Work is well underway on the churchyard of Hull’s Holy Trinity Church to create a fabulous, uninterrupted and completely renovated open area in Trinity Square.
The redevelopment of Trinity Square, including the grounds of Holy Trinity, is a key element of the multi-million pounds transformation of the public realm in Hull city centre. The Holy Trinity project is being delivered in partnership with Hull City Council, and the Holy Trinity Development Trust is contributing £400,000 to the costs of the Trinity Square renovation, to account for the works within the church grounds.
The removal of the churchyard wall and gates at the western entrance of England’s largest parish church will create a wonderful new piazza setting which will become a showpiece events venue and gathering place during Hull’s year as UK City of Culture in 2017.
Particular care and diligence is being taken to observe the value and heritage of this historic site which involves the lifting and recording of commemorative ledger stones, many of which are cracked and severely damaged. Experts from Humber Field Archaeology are recording all the stones, in writing and photographically, and those worthy of keeping will be retained within Holy Trinity.
York stone removed from the deteriorating churchyard is to be repurposed by a landscaper who restores heritage monuments and cityscapes. Broken and unmarked stones will be buried within the church’s boundary on consecrated ground.
The over-mature black poplar tree which dominates the western entrance of the church will be felled and the wood used for furniture and carvings within Holy Trinity. Cuttings taken from the tree will be given to Hull City Council to be replanted in a suitable location.
The Victorian gates and gate piers are also likely to be reused at the Trinity Burial Ground where works are underway in preparation for the upgrading of the A63 Castle Street. An archaeological review has found that stone within the wall is of very poor grade and unlikely to be of any use in future building. Consequently, the church has accepted an offer to remove the wall for use for landscaping within a local conservation area.
The church will continue to be open throughout the works and will host various exhibitions and cultural events alongside its routine church services and activities. The church entrance is now on the South Church Side with visitor access via a temporary tarmac walkway along King Street.

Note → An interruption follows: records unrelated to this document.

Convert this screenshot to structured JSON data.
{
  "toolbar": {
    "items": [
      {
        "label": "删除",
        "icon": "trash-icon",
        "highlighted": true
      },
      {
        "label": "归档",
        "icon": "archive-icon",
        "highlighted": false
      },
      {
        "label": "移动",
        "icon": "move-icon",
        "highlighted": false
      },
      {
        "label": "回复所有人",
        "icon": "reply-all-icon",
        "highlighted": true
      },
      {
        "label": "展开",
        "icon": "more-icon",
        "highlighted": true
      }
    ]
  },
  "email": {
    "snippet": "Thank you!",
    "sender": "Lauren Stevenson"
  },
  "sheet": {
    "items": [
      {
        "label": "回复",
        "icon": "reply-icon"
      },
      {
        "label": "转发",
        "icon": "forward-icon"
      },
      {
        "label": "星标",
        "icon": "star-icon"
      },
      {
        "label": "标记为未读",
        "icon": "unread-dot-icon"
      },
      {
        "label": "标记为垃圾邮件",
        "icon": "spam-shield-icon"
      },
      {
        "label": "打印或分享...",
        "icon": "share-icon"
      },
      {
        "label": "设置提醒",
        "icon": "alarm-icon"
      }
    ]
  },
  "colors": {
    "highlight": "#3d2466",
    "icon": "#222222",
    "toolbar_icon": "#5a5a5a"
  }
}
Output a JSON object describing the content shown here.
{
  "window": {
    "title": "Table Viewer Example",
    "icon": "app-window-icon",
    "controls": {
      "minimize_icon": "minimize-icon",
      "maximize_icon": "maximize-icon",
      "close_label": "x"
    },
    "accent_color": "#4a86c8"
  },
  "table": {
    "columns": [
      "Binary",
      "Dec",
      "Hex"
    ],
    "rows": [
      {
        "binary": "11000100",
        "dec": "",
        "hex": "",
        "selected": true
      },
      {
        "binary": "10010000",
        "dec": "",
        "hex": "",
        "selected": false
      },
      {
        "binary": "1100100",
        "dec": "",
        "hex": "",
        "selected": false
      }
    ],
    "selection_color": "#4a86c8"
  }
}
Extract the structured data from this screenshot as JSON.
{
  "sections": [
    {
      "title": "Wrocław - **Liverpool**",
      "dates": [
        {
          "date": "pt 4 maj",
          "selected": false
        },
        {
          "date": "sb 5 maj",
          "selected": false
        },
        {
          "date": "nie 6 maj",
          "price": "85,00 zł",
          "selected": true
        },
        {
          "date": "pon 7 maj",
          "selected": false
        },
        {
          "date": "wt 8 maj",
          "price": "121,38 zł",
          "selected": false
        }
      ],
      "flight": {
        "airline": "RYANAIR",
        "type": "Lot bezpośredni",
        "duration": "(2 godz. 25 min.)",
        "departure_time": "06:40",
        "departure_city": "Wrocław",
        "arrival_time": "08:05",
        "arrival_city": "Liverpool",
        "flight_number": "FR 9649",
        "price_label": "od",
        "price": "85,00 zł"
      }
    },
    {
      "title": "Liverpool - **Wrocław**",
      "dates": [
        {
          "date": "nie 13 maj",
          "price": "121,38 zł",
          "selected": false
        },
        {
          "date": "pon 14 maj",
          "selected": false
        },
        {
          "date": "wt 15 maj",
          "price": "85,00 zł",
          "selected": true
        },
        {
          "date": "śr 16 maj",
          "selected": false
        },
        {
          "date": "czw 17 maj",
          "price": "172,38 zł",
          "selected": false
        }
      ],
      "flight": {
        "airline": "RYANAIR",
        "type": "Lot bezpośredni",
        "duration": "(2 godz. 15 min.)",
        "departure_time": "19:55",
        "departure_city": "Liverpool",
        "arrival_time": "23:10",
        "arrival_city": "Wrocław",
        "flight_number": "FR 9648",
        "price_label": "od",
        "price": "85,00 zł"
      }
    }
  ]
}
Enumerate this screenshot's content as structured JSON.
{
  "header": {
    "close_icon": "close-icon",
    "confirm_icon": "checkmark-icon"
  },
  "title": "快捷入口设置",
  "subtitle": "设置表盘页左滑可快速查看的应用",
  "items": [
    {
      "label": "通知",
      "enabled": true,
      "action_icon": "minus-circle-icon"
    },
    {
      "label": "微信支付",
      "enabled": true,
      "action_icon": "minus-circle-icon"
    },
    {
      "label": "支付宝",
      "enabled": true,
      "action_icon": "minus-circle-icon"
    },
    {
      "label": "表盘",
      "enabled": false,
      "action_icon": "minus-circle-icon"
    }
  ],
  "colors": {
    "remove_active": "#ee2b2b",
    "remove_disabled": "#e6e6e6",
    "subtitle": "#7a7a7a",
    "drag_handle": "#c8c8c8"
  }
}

The Vicar of Holy Trinity, the Rev Canon Dr Neal Barnes, said “We are very conscious of preserving the heritage within the churchyard and committed to reusing materials wherever possible.
“We are working very closely with Humber Archaeology and the city council’s contractors for the public realm programme, Eurovia, to achieve this.
“We know the work is disruptive in the short term, but we are really looking forward to welcoming local people and visitors into Holy Trinity from a beautifully renovated Trinity Square.”
The external works are the first phase of a £4.5m transformation of Holy Trinity which will bring significant benefits for the church and the wider community during 2017 and beyond.